The woman pointed out the area she had parked in, only to find the black Nissan Sentra still sitting there.

He said the woman - who won't face any charges - was a "bit embarrassed" but shrugged it off, and the man whose auto was stolen "had a good chuckle".

"In conversation with the manager of that establishment it came out that he was the owner of a black Infiniti that was recently stolen", MacKay said. Upon exiting the store, she climbed in a black Nissan - the vehicle was open and the key's were in the ignition - and drove home.

And it wasn't until this past weekend when the woman returned the vehicle to the same auto rental company that the manager pieced the entire situation together and realized what had happened.
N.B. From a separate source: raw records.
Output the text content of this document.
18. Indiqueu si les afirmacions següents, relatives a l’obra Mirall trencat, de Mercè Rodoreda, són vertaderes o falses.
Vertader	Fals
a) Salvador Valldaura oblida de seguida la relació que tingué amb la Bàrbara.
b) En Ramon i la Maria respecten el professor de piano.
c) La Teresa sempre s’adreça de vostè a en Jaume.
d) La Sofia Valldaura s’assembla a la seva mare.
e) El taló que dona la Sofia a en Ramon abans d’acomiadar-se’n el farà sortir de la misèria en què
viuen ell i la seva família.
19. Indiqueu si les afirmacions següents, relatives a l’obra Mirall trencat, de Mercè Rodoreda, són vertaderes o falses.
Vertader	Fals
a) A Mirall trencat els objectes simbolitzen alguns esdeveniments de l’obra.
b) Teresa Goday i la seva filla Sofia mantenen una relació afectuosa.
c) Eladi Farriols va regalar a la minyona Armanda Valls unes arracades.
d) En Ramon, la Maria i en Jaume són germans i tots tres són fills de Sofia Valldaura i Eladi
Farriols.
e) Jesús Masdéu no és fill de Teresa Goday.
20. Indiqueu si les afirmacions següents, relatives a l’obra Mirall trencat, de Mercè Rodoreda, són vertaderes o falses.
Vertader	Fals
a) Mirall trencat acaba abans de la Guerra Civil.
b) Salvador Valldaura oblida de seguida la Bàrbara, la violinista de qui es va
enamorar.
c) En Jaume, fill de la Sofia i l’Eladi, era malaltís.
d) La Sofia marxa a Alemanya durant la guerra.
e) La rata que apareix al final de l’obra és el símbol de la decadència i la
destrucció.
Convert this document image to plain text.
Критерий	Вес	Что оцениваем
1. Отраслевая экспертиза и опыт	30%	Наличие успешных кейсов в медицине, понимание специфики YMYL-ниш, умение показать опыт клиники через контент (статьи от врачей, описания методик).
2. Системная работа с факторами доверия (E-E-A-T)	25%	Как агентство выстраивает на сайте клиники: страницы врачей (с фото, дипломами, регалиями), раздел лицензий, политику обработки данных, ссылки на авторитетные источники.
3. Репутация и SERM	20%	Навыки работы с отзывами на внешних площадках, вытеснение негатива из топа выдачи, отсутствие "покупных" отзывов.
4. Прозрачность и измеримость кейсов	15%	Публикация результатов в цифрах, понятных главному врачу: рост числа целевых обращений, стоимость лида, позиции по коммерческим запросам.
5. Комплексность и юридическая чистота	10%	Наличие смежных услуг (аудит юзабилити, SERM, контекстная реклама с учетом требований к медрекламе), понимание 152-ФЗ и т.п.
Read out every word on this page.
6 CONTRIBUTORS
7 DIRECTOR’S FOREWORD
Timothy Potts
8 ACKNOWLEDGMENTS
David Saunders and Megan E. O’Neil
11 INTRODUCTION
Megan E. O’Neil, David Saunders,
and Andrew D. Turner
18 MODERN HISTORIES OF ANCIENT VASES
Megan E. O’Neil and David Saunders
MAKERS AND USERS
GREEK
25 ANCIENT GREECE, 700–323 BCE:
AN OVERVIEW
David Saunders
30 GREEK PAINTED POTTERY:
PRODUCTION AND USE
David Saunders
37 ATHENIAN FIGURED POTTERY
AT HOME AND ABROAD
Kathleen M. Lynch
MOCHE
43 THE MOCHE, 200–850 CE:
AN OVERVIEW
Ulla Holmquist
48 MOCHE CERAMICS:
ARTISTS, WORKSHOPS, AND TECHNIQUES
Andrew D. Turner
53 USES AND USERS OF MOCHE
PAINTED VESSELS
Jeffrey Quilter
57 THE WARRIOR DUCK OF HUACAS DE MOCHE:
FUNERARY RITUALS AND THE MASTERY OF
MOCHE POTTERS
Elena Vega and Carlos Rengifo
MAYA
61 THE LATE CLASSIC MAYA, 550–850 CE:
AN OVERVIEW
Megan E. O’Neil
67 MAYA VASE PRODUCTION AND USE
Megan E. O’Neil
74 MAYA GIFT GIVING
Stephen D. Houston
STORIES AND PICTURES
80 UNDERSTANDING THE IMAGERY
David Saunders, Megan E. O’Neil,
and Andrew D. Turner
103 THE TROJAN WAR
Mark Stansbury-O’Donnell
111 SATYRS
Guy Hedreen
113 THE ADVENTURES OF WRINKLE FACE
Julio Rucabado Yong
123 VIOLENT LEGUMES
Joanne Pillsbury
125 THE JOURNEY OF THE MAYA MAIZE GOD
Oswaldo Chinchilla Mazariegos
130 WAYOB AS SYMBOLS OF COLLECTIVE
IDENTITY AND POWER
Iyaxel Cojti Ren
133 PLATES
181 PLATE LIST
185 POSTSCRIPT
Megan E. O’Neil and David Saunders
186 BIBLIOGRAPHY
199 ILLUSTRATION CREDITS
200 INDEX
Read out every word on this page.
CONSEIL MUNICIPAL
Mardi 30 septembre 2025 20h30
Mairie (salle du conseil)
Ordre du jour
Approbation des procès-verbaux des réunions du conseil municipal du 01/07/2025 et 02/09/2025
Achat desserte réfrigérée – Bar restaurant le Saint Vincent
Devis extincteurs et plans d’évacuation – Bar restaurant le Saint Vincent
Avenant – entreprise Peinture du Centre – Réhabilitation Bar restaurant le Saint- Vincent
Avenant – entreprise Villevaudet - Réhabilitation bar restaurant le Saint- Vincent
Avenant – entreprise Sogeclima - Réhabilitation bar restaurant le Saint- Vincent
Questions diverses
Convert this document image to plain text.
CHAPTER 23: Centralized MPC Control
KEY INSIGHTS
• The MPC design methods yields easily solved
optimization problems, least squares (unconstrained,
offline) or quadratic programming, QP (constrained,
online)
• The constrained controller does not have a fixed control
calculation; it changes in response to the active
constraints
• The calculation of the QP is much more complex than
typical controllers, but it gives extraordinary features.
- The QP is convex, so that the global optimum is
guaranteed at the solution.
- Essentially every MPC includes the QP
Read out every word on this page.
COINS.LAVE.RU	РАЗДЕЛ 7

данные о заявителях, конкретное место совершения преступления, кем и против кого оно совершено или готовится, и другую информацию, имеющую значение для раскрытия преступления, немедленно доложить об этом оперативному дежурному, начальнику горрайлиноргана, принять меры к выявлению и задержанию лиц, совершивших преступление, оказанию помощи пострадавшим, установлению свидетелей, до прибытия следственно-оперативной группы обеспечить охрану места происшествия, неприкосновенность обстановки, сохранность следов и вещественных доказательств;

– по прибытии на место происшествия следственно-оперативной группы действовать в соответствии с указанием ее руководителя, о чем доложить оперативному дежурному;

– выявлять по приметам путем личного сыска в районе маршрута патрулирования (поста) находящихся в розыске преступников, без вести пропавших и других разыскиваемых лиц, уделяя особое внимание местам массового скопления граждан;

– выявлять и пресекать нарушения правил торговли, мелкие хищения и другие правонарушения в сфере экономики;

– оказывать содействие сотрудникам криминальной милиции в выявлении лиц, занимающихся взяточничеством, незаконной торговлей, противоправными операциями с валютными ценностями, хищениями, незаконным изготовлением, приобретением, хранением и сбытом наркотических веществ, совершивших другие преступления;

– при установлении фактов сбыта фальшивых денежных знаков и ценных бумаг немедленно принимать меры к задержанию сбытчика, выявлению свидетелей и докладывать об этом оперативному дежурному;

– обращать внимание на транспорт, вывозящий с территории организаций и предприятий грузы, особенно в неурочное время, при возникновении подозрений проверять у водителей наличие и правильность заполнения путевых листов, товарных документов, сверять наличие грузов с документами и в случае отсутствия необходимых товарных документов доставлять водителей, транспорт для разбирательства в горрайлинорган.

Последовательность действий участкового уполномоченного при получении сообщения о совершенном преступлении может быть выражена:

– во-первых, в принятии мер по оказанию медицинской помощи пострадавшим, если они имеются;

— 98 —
The owner said he had ducked into Walmart and returned to find his vehicle missing from the parking lot, according to police.

A woman in Ontario accidentally stole a auto mistaking it for her rental vehicle and drove it around for two weeks before she realised the error. The photos above also show how the cars aren't exactly the same but both black and similar! The owner of the vehicle she drove away in had left his fob in the auto. She then drove to a nearby Walmart to do a spot of shopping, which is when she accidentally switched cars, leaving the rental and stealing someone else's ride.

"Once inside, the woman spoke to the manager and commented about how unkempt the inside of the vehicle was and the fact that there was a set of golf clubs in it as well", the Cornall Community Police Service said on its Facebook page.

The woman realised the error only when she attempted to return the auto to the rental company last weekend. Yes, the cops were involved, but luckily, they chose not to arrest or press charges against the woman.

Ontario Constable Tommy MacKay says the woman made the mistake shortly after picking up her rental, a Nissan Sentra and driving just down the road to a local Wal Mart. Each vehicle was returned to its rightful owner. "The manager observed the vehicle and asked the woman where she got it".

Police say that both of these cars use key fobs to unlock and start the vehicle. "You never know who might take it", police noted, according to MSN report.

While they described it as a "happy ending to a complicated auto rental", police cast the story as a broader warning over electronic key fobs.